This setback is the latest in what environmental law observers estimate is a string of about 40 such courtroom losses for efforts by Mr. Trump to undo Mr. Obama’s environmental rules.
On Friday, the United States Court of Appeals for the Ninth Circuit gave the Environmental Protection Agency 90 days to decide whether it will ban chlorpyrifos, a pesticide linked to brain damage. While the Obama administration had recommended banning the chemical, based on the recommendations of E.P.A. scientists, the Trump administration has sought to allow the agriculture industry to continue to use the chemical.
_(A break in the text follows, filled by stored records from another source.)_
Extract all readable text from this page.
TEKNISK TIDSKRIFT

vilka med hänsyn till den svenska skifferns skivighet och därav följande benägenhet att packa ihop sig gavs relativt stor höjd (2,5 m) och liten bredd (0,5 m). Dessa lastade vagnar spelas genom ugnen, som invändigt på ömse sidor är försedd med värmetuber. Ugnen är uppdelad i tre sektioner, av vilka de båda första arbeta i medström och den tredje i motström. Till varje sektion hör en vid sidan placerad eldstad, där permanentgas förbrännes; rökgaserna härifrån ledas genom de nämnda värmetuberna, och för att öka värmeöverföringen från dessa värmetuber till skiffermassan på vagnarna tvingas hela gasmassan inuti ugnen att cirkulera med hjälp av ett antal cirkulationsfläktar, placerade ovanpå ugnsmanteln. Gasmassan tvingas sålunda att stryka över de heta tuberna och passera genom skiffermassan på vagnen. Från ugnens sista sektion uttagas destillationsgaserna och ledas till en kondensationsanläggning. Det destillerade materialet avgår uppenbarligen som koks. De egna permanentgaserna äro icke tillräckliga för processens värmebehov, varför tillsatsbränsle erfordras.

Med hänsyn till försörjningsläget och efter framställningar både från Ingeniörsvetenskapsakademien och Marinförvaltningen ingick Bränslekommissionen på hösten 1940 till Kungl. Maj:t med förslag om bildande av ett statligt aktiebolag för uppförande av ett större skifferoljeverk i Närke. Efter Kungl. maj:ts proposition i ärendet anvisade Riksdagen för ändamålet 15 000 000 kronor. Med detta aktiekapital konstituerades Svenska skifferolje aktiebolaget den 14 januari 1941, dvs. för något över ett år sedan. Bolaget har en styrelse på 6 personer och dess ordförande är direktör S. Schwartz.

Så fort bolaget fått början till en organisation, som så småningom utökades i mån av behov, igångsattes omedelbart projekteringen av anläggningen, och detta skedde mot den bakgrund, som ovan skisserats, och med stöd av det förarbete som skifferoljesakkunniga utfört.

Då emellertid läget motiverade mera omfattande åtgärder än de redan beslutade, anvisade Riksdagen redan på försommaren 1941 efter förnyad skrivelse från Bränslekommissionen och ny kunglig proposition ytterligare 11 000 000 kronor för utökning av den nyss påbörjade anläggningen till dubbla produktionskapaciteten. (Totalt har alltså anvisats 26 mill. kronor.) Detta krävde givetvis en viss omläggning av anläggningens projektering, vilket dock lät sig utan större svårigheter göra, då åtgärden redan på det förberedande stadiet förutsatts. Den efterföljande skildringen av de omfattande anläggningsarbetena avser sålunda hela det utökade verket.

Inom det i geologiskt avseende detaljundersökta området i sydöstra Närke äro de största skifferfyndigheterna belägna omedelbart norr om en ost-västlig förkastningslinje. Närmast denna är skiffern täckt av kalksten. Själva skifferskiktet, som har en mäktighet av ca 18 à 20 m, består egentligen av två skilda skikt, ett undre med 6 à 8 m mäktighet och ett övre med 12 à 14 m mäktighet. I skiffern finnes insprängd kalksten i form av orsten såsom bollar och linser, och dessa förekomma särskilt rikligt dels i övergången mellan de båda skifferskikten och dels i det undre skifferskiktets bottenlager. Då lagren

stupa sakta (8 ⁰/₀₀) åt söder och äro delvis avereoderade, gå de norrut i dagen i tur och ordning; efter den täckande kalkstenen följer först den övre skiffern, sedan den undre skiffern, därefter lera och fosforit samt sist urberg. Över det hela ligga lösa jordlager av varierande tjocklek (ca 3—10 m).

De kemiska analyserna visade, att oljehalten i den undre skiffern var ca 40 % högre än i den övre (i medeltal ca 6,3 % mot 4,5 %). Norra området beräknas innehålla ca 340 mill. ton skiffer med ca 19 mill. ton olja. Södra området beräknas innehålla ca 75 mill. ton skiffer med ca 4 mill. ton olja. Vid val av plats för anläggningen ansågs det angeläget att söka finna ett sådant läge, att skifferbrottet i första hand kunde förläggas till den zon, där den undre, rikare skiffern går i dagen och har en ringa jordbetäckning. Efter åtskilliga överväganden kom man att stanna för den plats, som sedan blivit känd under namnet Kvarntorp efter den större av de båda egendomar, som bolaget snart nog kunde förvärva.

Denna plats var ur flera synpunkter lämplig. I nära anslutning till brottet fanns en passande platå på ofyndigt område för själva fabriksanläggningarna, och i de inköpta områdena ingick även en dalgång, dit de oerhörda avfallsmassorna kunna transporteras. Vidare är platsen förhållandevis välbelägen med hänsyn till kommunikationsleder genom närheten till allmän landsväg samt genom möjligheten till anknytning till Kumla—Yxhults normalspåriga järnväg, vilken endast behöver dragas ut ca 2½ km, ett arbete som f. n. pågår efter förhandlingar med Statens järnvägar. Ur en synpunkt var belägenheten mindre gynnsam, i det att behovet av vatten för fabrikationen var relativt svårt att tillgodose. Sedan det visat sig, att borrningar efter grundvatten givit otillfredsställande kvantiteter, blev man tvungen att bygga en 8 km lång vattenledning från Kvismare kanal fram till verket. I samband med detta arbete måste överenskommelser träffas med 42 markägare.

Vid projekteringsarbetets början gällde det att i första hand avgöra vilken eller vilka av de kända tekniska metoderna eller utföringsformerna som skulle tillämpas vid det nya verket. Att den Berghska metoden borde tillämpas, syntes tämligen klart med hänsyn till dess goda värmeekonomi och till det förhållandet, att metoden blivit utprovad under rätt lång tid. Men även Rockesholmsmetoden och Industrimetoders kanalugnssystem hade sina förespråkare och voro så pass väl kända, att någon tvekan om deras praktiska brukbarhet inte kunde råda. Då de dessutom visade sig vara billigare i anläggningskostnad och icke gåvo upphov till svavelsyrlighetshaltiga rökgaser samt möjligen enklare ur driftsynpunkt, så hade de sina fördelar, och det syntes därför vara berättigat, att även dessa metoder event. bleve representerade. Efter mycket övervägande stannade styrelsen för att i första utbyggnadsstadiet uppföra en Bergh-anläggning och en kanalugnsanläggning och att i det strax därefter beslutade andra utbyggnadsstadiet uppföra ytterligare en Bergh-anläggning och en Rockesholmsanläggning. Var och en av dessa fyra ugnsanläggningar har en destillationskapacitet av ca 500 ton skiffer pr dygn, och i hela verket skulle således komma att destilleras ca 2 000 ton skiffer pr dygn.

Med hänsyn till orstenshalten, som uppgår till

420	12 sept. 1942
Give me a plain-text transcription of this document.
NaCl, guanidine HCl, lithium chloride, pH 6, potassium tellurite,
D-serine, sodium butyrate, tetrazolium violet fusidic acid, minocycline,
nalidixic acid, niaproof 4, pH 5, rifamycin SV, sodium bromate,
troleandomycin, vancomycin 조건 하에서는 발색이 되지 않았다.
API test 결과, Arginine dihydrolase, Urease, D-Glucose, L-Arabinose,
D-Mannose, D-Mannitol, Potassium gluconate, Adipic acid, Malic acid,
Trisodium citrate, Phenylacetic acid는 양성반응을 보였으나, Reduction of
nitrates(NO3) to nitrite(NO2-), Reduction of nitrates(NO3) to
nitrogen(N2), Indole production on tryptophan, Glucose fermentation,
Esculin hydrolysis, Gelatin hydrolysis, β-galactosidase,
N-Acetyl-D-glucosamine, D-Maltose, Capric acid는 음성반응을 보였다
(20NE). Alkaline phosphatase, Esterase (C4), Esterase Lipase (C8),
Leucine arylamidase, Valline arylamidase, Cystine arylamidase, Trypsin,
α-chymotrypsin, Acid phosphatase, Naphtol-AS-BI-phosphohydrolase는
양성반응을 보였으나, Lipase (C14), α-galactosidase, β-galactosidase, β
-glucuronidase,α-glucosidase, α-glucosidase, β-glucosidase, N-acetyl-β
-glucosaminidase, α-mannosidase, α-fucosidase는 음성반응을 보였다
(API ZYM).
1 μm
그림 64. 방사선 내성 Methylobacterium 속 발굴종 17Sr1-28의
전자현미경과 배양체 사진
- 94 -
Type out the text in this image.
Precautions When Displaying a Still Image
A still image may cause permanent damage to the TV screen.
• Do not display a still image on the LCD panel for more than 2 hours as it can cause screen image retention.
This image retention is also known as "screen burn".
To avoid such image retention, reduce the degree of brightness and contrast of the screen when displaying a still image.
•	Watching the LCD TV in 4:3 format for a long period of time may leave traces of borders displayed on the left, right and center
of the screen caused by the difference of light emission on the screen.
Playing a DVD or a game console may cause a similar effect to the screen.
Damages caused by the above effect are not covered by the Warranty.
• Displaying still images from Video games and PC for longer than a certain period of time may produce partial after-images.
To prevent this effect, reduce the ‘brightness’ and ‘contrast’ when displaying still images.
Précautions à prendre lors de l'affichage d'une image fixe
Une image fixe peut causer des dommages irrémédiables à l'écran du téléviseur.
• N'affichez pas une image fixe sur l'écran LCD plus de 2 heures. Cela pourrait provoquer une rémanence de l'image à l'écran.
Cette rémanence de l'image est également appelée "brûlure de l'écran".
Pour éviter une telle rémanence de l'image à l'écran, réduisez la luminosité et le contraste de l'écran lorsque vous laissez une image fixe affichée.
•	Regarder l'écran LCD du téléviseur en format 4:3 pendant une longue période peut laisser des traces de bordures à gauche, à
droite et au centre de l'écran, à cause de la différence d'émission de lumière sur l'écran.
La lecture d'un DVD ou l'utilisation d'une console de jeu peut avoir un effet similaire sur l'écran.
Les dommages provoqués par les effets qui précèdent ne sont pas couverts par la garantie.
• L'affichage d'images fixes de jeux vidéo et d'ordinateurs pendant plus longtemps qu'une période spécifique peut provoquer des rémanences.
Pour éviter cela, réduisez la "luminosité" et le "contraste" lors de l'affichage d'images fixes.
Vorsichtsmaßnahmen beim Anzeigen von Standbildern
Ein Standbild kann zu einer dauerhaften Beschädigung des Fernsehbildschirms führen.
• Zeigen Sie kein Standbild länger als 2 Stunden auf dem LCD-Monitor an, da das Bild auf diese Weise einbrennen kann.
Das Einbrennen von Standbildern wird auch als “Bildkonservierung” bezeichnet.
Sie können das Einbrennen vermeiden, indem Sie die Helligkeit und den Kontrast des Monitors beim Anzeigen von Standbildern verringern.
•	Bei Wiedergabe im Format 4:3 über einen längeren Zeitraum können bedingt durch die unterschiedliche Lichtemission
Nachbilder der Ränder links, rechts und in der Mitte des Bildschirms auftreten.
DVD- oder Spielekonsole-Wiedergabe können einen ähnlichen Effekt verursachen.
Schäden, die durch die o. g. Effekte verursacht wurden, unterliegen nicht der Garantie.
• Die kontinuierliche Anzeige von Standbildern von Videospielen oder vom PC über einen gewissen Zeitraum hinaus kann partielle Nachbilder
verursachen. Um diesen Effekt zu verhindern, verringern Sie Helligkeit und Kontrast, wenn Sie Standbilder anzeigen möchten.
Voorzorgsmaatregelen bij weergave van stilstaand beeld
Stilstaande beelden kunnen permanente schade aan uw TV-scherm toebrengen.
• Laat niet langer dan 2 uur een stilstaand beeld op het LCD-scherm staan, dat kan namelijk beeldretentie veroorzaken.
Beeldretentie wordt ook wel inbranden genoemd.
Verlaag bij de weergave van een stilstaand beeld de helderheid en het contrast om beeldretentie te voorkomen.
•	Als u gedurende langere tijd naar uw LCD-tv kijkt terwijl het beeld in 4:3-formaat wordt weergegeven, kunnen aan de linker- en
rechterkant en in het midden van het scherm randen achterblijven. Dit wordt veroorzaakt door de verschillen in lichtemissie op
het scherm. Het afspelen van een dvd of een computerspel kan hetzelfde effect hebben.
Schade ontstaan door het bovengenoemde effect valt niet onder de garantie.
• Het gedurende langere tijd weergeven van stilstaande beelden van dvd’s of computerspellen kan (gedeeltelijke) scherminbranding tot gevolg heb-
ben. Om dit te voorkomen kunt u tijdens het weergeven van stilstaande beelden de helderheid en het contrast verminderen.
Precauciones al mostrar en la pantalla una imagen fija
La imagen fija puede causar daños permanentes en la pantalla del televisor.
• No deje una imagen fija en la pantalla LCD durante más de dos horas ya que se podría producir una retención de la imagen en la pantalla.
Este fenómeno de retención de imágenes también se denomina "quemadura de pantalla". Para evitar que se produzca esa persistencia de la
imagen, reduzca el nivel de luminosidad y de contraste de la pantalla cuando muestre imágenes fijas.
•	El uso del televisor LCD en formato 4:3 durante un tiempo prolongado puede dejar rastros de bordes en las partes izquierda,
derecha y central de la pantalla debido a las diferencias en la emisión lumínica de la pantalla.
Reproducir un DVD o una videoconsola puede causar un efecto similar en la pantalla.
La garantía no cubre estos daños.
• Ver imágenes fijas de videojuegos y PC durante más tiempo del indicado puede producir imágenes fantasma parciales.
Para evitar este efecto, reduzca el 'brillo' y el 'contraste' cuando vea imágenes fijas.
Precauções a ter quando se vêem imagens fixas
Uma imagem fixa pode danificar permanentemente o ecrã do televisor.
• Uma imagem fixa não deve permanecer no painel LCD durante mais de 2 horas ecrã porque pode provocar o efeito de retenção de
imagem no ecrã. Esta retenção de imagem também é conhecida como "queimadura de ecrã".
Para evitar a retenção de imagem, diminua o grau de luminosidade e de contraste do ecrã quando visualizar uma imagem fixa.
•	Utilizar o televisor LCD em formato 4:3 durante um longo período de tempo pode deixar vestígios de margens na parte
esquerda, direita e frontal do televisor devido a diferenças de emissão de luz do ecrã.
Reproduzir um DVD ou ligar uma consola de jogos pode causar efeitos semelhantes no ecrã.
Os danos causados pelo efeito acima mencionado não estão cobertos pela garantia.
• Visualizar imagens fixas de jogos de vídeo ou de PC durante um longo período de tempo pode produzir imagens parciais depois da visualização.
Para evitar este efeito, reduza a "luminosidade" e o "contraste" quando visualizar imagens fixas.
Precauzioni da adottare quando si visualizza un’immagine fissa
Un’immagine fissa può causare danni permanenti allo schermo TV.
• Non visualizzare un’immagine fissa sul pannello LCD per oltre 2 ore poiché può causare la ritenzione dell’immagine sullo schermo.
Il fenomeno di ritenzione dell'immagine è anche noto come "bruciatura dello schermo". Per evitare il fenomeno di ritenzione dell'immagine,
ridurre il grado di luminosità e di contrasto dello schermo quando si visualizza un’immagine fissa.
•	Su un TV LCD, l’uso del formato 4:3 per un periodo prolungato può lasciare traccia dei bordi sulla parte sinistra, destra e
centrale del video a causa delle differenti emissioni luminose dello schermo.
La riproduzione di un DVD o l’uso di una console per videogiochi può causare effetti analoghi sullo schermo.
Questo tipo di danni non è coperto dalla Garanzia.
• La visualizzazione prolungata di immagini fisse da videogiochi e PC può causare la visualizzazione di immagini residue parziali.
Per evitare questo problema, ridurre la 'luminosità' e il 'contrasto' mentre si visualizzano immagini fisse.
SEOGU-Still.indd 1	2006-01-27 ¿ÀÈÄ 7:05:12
And last month a federal judge in Alaska ruled unlawful an executive order by Mr. Trump that lifted an Obama-era ban on oil and gas drilling in the Arctic Ocean and parts of the North Atlantic coast.
Fossil fuel advocates, however, have taken heart in the recent confirmation of Secretary of Interior David Bernhardt, an expert in natural resources law who previously worked as an oil lobbyist.
Mr. Bernhardt’s predecessor, Mr. Zinke, a former congressman and member of the Navy SEALs, was viewed as inexperienced with policy and legal matters. Mr. Bernhardt is known as a deeply experienced legal and policy expert, who as a lawyer argued major environmental and energy cases before federal courts.
“Bernhardt is a whole different thing,” said Patrick Parenteau, a professor of environmental law at Vermont Law School. “They’ve been in such a hurry to carry out orders and they’ve been cutting corners — they’ll probably clean that up.”